Wat onder 4.10 tot en met 4.12 is overwogen betekent dat aan de voorwaarden voor toepassing van artikel 54, vierde lid, van de WWB is voldaan. Het bestuur was daarom bevoegd de bijstand van appellant met ingang van 1 april 2011 in te trekken. Hetgeen appellant heeft aangevoerd levert geen grond op voor het oordeel dat het bestuur niet in redelijkheid van zijn bevoegdheid tot intrekking gebruik heeft kunnen maken.
4.14.
De slotsom is dat het hoger beroep geen doel treft en de aangevallen uitspraak voor bevestiging in aanmerking komt.

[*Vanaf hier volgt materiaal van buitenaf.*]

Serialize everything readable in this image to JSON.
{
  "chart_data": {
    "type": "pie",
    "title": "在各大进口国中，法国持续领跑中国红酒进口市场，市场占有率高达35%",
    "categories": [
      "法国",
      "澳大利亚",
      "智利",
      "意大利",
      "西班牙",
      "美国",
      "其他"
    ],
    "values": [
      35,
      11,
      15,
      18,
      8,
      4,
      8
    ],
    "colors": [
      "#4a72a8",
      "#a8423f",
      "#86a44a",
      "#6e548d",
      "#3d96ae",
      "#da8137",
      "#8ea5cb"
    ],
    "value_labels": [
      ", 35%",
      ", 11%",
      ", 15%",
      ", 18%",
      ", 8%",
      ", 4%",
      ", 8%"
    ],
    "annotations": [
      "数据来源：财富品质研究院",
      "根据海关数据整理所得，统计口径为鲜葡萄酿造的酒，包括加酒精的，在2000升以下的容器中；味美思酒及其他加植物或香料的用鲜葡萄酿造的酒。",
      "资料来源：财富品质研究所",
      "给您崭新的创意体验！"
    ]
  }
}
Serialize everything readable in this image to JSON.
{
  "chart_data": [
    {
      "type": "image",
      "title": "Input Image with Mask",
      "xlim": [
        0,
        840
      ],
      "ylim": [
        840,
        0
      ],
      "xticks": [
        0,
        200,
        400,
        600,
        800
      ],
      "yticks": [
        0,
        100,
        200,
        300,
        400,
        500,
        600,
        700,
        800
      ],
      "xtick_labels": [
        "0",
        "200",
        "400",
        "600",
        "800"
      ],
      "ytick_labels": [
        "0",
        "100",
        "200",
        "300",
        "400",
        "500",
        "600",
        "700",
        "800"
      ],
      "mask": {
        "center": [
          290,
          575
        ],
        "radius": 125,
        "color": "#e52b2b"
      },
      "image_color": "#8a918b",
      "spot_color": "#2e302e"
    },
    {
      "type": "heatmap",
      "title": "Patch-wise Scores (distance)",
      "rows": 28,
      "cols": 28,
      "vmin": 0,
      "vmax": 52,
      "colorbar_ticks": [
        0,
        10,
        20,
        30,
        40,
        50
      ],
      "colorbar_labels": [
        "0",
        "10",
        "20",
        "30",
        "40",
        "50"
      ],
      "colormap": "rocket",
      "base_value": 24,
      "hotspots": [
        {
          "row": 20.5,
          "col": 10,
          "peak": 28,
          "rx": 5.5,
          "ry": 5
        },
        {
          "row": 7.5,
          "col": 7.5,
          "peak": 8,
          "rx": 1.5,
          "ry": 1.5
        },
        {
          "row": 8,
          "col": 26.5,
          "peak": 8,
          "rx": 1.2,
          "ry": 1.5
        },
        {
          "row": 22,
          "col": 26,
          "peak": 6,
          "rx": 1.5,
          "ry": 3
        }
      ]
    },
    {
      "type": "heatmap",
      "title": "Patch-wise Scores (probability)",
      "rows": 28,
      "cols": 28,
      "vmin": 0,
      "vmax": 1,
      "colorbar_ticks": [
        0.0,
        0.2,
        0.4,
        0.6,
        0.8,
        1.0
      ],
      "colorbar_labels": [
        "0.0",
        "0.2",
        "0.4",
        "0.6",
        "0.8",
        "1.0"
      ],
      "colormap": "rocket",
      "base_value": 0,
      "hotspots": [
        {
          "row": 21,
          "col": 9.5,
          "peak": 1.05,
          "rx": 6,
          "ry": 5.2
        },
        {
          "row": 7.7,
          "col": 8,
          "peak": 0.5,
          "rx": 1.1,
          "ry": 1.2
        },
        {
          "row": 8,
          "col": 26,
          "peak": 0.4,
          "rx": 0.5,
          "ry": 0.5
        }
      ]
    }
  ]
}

Dat betekent dat er geen grond bestaat het bestuur te veroordelen tot vergoeding van schade.
5.
Voor een veroordeling in de proceskosten bestaat geen aanleiding.
BESLISSING
De Centrale Raad van Beroep
- bevestigt de aangevallen uitspraak;
- wijst het verzoek om veroordeling tot vergoeding van schade af.
Deze uitspraak is gedaan door E.J.M. Heijs als voorzitter en J.J.A. Kooijman en
J.M.A. van der Kolk-Severijns als leden, in tegenwoordigheid van T.A. Meijering als griffier. De beslissing is uitgesproken in het openbaar op 27 augustus 2013.